Try light therapy, which to date, is the most widely used and extensively investigated alternative treatment for SAD. A pooled analysis of studies done in 2005 shows that 43% of individuals with moderate to severe symptoms experienced complete remission when sitting in front of a very bright light, usually first thing in the morning. The recommended daily duration varies from 30 minutes to 2 hours per day, and the optimal dose of light itself is 10,000 lux of full spectrum light set behind an ultraviolet shield. It may be wise to consult with a healthcare practitioner who can tailor the use of the light therapy lamp to your unique circadian rhythms and your local region and weather patterns.

Exercise also helps relieve all types of depression, including Seasonal Affective Disorder, because physical movement releases endorphins and serotonin, both mood-elevating neurotransmitters. Endorphins are also related to the fight or flight response, so they infuse your body with a natural jolt of energy, sometimes referred to as the “runner’s high” among joggers, and the release of serotonin will also increase memory, alertness, concentration, and focus. All of these sensations counteract SAD symptoms while also helping to prevent or improve other health problems such as high blood pressure, diabetes, and/or arthritis. No need to do anything super intense – long walks, yoga, cycling, swimming, or dancing 20 to 30 minutes, 3 times a week will help improve your mood. Try doing some of these activities outside if you can, to pair them with some sunlight absorption, and be careful NOT to exercise at night as it can disrupt your melatonin production.

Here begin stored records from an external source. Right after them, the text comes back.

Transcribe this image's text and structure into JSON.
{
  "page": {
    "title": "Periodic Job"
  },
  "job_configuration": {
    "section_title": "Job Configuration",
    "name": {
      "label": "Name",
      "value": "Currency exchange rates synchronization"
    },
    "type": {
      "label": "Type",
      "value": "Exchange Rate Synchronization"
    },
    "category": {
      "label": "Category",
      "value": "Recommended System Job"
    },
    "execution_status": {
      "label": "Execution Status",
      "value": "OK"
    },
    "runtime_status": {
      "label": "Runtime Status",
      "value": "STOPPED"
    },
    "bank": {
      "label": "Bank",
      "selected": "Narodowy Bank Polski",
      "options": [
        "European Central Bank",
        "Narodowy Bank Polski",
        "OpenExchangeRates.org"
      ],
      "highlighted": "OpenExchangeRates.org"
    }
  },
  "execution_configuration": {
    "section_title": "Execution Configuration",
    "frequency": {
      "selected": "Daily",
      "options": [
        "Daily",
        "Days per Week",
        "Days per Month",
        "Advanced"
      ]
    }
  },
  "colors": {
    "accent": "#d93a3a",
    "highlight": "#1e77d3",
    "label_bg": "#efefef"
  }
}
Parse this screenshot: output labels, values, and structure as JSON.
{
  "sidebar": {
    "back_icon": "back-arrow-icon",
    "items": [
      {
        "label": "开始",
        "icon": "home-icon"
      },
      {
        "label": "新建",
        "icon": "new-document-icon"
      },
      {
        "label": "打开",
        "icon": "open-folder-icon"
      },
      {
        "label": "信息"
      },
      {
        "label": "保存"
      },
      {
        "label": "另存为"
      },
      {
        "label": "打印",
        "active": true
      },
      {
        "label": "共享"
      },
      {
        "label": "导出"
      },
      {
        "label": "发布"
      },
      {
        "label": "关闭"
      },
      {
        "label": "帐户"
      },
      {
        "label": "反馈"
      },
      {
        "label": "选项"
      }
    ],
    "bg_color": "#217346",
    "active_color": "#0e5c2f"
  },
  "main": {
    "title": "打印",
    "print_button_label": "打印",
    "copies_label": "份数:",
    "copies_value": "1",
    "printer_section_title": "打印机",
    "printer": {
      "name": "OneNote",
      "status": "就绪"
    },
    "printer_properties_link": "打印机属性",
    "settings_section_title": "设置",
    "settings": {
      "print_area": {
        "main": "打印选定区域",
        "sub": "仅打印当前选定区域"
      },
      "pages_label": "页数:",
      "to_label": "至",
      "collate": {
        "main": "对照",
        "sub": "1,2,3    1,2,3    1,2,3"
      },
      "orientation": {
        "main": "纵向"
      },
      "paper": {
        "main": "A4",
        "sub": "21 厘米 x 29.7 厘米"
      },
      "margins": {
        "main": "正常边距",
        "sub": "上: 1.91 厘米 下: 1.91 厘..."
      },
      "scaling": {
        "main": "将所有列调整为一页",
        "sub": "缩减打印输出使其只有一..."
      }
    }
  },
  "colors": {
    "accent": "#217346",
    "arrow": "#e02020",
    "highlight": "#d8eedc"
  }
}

Sleep and wake at the same time every day to help support a healthy circadian rhythm. It is directly tied to the suprachiasmatic nucleus (SCN) in the hypothalamus, which regulates everything from your body temperature, sleep patterns, digestion, blood pressure, and blood sugar, to your general sense of alertness. Establishing a consistent sleep schedule is significant because of the impact it has on the SCN and your melatonin levels in particular, which as you already know by now, plays a crucial role in SAD symptoms, so for well-balanced melatonin levels, avoid napping in the middle of the day and stick to a regular sleep routine.

Consider Adding Flower Essences

However you choose to address your SAD symptoms, consider adding Light Beam Flower Essence to your regimen. Gentle and natural, this calming and uplifting blend of herbs and flower essences can help to alleviate the depressive symptoms so common with Seasonal Affective Disorder. This tonic is meant to be taken in small doses throughout the day, as an energetic medicine, 3 drops or less up to 3 times daily. Albizia, Damiana, St John’s Wort, and Black Cohosh work together cohesively to relieve dark, depressive feelings. All of these plants are known for their uplifting nature, though St John’s Wort has had the most studies, many of which show that it is as effective as different standard prescription antidepressants for depression of mild to moderate severity. Light Beam also contains a powerful combination of flower essences which can aid in your ability to overcome the darkness that follows the coldest season of the year. Baby Blue Eyes and Borage Gorse build your emotional resiliency and help to lift depressive thoughts. Love-Lies-Bleeding allows you to let go of circular thoughts and surrender yourself to the present moment and Scotch Broom is an antidote to pessimism and despair.

Hopefully, now that you are equipped with some knowledge and these helpful tips, you can rejoice instead of feeling the effects of SAD. There is a light at the end of the tunnel! And with some exercise, light therapy, Vitamin D3, and a little Light Beam Flower Essence, you’ll be ready for winter in no time.